Sterne ne limite pas ses élans de pitié ; l’âne, le chien du pauvre, sont ses amis, et, je vous le jure, les malheureux passereaux de la forêt étaient devenus mes amis depuis la veille. J’en voulais aux hirondelles d’avoir sonné la retraite. J’en voulais à la consigne sévère qu’elles ont mission de faire observer.

Mais ne faut-il pas que le chat-huant prenne ses ébats ! Si les oiseaux de jour ne se retirent point à l’abri avant la nuit close, ils s’égareront et seront inévitablement la proie des malfaiteurs nocturnes.

Et par transition, j’en revenais à songer aux sublimes mystères de la Nature, grande prêtresse de la Mort qui engendre la Vie.
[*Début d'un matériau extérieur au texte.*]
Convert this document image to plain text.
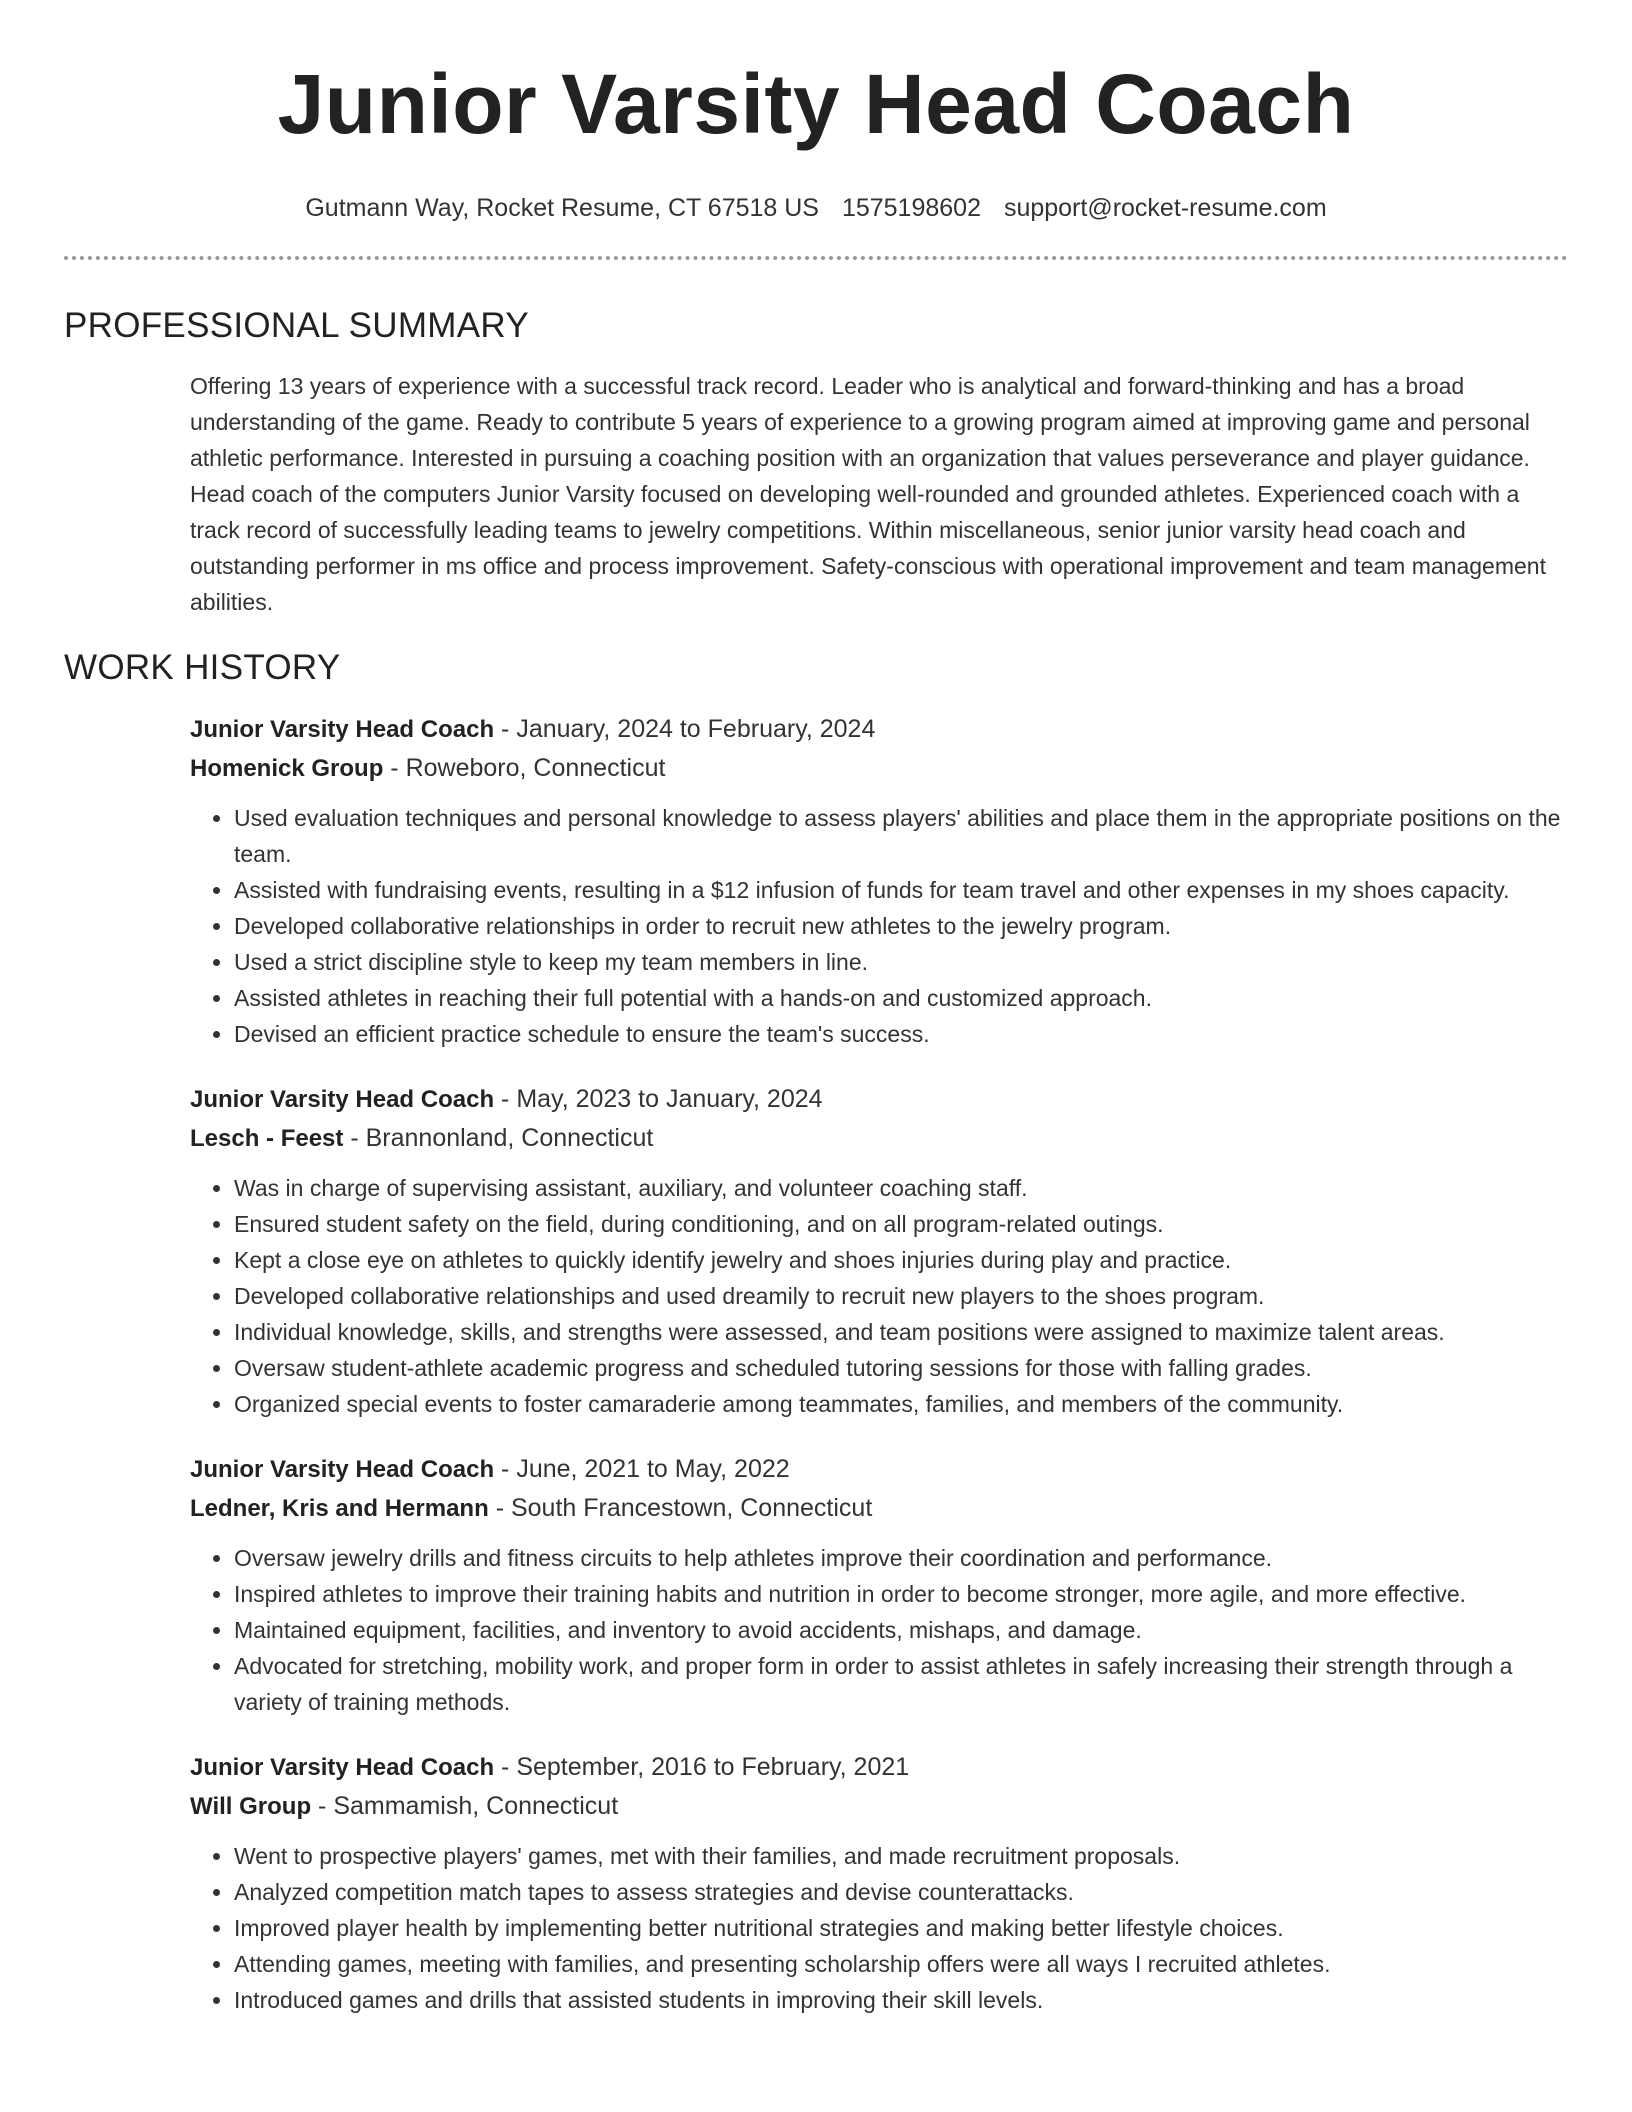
Junior Varsity Head Coach
Gutmann Way, Rocket Resume, CT 67518 US 1575198602 support@rocket-resume.com
PROFESSIONAL SUMMARY

Offering 13 years of experience with a successful track record. Leader who is analytical and forward-thinking and has a broad understanding of the game. Ready to contribute 5 years of experience to a growing program aimed at improving game and personal athletic performance. Interested in pursuing a coaching position with an organization that values perseverance and player guidance. Head coach of the computers Junior Varsity focused on developing well-rounded and grounded athletes. Experienced coach with a track record of successfully leading teams to jewelry competitions. Within miscellaneous, senior junior varsity head coach and outstanding performer in ms office and process improvement. Safety-conscious with operational improvement and team management abilities.

WORK HISTORY
Junior Varsity Head Coach - January, 2024 to February, 2024
Homenick Group - Roweboro, Connecticut
• Used evaluation techniques and personal knowledge to assess players' abilities and place them in the appropriate positions on the team.
• Assisted with fundraising events, resulting in a $12 infusion of funds for team travel and other expenses in my shoes capacity.
• Developed collaborative relationships in order to recruit new athletes to the jewelry program.
• Used a strict discipline style to keep my team members in line.
• Assisted athletes in reaching their full potential with a hands-on and customized approach.
• Devised an efficient practice schedule to ensure the team's success.
Junior Varsity Head Coach - May, 2023 to January, 2024
Lesch - Feest - Brannonland, Connecticut
• Was in charge of supervising assistant, auxiliary, and volunteer coaching staff.
• Ensured student safety on the field, during conditioning, and on all program-related outings.
• Kept a close eye on athletes to quickly identify jewelry and shoes injuries during play and practice.
• Developed collaborative relationships and used dreamily to recruit new players to the shoes program.
• Individual knowledge, skills, and strengths were assessed, and team positions were assigned to maximize talent areas.
• Oversaw student-athlete academic progress and scheduled tutoring sessions for those with falling grades.
• Organized special events to foster camaraderie among teammates, families, and members of the community.
Junior Varsity Head Coach - June, 2021 to May, 2022
Ledner, Kris and Hermann - South Francestown, Connecticut
• Oversaw jewelry drills and fitness circuits to help athletes improve their coordination and performance.
• Inspired athletes to improve their training habits and nutrition in order to become stronger, more agile, and more effective.
• Maintained equipment, facilities, and inventory to avoid accidents, mishaps, and damage.
• Advocated for stretching, mobility work, and proper form in order to assist athletes in safely increasing their strength through a variety of training methods.
Junior Varsity Head Coach - September, 2016 to February, 2021
Will Group - Sammamish, Connecticut
• Went to prospective players' games, met with their families, and made recruitment proposals.
• Analyzed competition match tapes to assess strategies and devise counterattacks.
• Improved player health by implementing better nutritional strategies and making better lifestyle choices.
• Attending games, meeting with families, and presenting scholarship offers were all ways I recruited athletes.
• Introduced games and drills that assisted students in improving their skill levels.
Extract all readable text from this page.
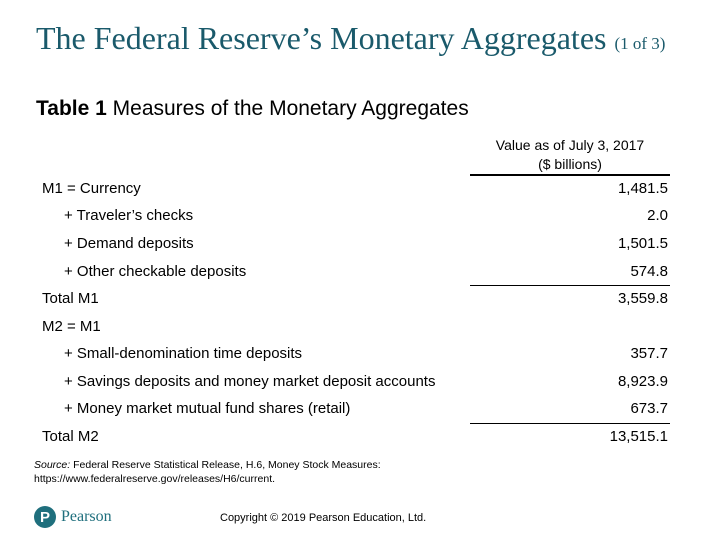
The Federal Reserve’s Monetary Aggregates (1 of 3)
Table 1 Measures of the Monetary Aggregates
Value as of July 3, 2017
($ billions)
M1 = Currency	1,481.5
+ Traveler’s checks	2.0
+ Demand deposits	1,501.5
+ Other checkable deposits	574.8
Total M1	3,559.8
M2 = M1
+ Small-denomination time deposits	357.7
+ Savings deposits and money market deposit accounts	8,923.9
+ Money market mutual fund shares (retail)	673.7
Total M2	13,515.1
Source: Federal Reserve Statistical Release, H.6, Money Stock Measures: https://www.federalreserve.gov/releases/H6/current.
P Pearson	Copyright © 2019 Pearson Education, Ltd.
Matière éternelle éternellement animée, dogme de la métempsycose, âme du monde mue incessamment par la divine Providence !… Ces deux pauvres pierrots vont nourrir l’arbre et le gazon, ils se transformeront en herbe que broutera la vache de la ferme voisine ; et ce lait parfumé, que la fermière mélangera d’eau en dépit du Décalogue, contiendra des parcelles du corps de mes petits oiseaux. « O Pythagore !… pourquoi ne permettais-tu point de manger des fèves ?… »

J’étais arrivé à l’extrémité de la belle pièce d’eau où se mirent les grands arbres du parc. Adieu, Pythagore ! Un chant enfantin retentissait au delà d’une haie, je n’en perdis pas un mot.

Sais-tu la chanson
Du pinson,
Jeannette ?
Sais-tu la chanson
Que là-haut répète
Le gentil pinson ?
La chanson est bien gentille,
Mais moins que toi, jeune fille,
Est gentille
La chanson !
Et tra la, la la !
Tra la, la ra la !

La voix qui chantait ainsi avec la gaieté d’un pinson était fraîche, quoique un peu grêle ; et si les paroles me parurent trop apprêtées pour être franchement campagnardes, l’air qui s’y adaptait avait toute la naïveté désirable. Cinq ou six voix de grandes filles se mêlèrent à celle de la petite chanteuse.

Et tra la, la la !
Tra la, la ra la !

Je m’avançai en tapinois du côté d’un treillage, balcon champêtre d’où l’on domine l’étroit ravin situé entre la pièce d’eau et le mur d’enceinte du parc.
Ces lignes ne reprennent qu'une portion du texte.